Douglas Benjamin Watt (January 20, 1914 - September 29, 2009) was an American theater critic who spent nearly six decades covering Broadway theatre — and then Off Broadway and Off-Off-Broadway — for the Daily News and also reported on classical music and opera for The New Yorker. He helped establish Porgy and Bess as a classic after it failed in an earlier Broadway run and helped foster the careers of playwrights such as Eugene O'Neill and Tennessee Williams.

==Early life and education==
Watt was born on January 20, 1914, in the Bronx. He grew up in New Jersey, in both Hackensack and Ridgewood. After graduating early from high school, he enrolled at Cornell University and graduated at age 19.

==Theater critic==
Watt was hired as a copy boy by the Daily News in 1936. One of his first tasks at the paper was to transport images to the Daily News offices in Manhattan from the Lindbergh kidnapping trial in Flemington, New Jersey.

Beginning in the paper's drama department, he worked his way up to become its theater critic and he remained with the Daily News for over 50 years. After seeing a New Jersey revival of Porgy and Bess in 1941, he encouraged producer Cheryl Crawford to bring the show back to Broadway in a second run that doubled the length of its failed 1935 Broadway debut, and helped earn the play "its landmark place in theater history".

He served in the United States Army during World War II, stationed on Okinawa as a reporter for Stars and Stripes.

William Shawn of The New Yorker tried to hire Watt for the New Yorker in 1945 however Watt was unwilling to give up his beat as a newspaper theater critic and Shawn gave him a column at the New Yorker as a music critic.

In 1971 a favorable review from Watt of Jesus Christ Superstar helped director Andrew Lloyd Webber overcome a negative review from The New York Times and led the play to a lengthy run.

Watt not only covered Broadway, he was also a pianist and songwriter whose songs "After All These Years" and "Heaven Help Me" were recorded by Doris Day and Frankie Laine.
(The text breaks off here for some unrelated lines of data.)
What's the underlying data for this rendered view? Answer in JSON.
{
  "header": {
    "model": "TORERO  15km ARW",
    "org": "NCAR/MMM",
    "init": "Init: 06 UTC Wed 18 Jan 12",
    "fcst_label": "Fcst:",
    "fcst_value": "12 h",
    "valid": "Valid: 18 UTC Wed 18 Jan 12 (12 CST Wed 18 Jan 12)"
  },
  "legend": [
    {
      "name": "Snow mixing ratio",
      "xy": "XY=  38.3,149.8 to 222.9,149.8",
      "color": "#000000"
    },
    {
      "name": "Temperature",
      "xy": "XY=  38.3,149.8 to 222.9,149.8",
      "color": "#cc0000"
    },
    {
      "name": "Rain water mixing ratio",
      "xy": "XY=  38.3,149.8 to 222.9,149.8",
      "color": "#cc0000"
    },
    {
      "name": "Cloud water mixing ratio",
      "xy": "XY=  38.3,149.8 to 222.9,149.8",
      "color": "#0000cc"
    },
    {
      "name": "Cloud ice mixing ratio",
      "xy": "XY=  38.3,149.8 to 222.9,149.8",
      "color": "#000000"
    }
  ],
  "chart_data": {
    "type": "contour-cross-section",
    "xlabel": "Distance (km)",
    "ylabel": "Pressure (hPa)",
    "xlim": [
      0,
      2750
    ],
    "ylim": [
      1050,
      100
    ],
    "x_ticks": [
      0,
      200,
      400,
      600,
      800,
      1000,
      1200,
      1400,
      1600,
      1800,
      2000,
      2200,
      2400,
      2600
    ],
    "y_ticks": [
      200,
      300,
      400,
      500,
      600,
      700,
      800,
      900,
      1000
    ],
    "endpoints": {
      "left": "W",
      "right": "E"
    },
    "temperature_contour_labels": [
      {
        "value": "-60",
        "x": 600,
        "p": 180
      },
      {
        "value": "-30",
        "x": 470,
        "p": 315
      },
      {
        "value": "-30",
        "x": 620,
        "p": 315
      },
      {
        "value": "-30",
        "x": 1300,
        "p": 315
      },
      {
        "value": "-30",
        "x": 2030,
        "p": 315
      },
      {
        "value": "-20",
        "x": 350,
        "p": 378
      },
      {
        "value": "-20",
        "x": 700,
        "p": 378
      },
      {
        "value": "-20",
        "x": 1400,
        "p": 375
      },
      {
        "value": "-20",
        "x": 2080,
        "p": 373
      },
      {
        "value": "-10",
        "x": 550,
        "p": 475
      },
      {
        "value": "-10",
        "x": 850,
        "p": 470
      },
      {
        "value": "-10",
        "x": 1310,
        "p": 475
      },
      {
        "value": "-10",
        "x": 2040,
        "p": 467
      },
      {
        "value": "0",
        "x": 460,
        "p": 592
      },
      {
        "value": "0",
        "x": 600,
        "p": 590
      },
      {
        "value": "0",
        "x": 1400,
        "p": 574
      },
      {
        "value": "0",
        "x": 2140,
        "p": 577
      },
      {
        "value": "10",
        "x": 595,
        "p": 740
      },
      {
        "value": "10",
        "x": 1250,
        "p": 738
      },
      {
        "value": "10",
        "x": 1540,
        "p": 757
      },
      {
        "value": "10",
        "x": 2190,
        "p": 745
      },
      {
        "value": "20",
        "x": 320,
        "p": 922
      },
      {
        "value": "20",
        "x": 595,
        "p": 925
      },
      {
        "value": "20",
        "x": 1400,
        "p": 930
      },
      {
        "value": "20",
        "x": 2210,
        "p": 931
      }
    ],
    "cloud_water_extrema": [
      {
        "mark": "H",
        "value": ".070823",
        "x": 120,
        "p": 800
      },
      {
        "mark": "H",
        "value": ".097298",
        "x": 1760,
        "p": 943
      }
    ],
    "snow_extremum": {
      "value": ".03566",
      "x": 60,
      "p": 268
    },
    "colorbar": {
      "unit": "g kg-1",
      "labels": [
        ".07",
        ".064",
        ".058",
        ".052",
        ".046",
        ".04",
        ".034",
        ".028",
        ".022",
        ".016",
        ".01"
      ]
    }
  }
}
He also worked with Duke Ellington on a play adapted from George Bernard Shaw's Caesar and Cleopatra. He was friends with composers Frank Loesser, Richard Rodgers and Kurt Weill, and helped spur the careers of Eugene O'Neill and Tennessee Williams. During his career at the Daily News, he was able to attend the 1949 debut of Death of a Salesman starring Lee J. Cobb in the title role of Willy Loman, as well as the 50th-anniversary production of the play with Brian Dennehy in the lead.

One of the founders of the Drama Desk Awards, Watt served on the nominating committee for both the Pulitzer Prize for Drama and the Tony Awards.

==Death==
Watt died at age 95 on September 29, 2009, in Southampton, New York because of pneumonia. At the time of his death, he resided in both Southampton and Manhattan. He was survived by his second wife, the former Ethel Madsen, as well as by two daughters, two sons, eight grandchildren and six great-grandchildren. His first marriage had been ended by divorce.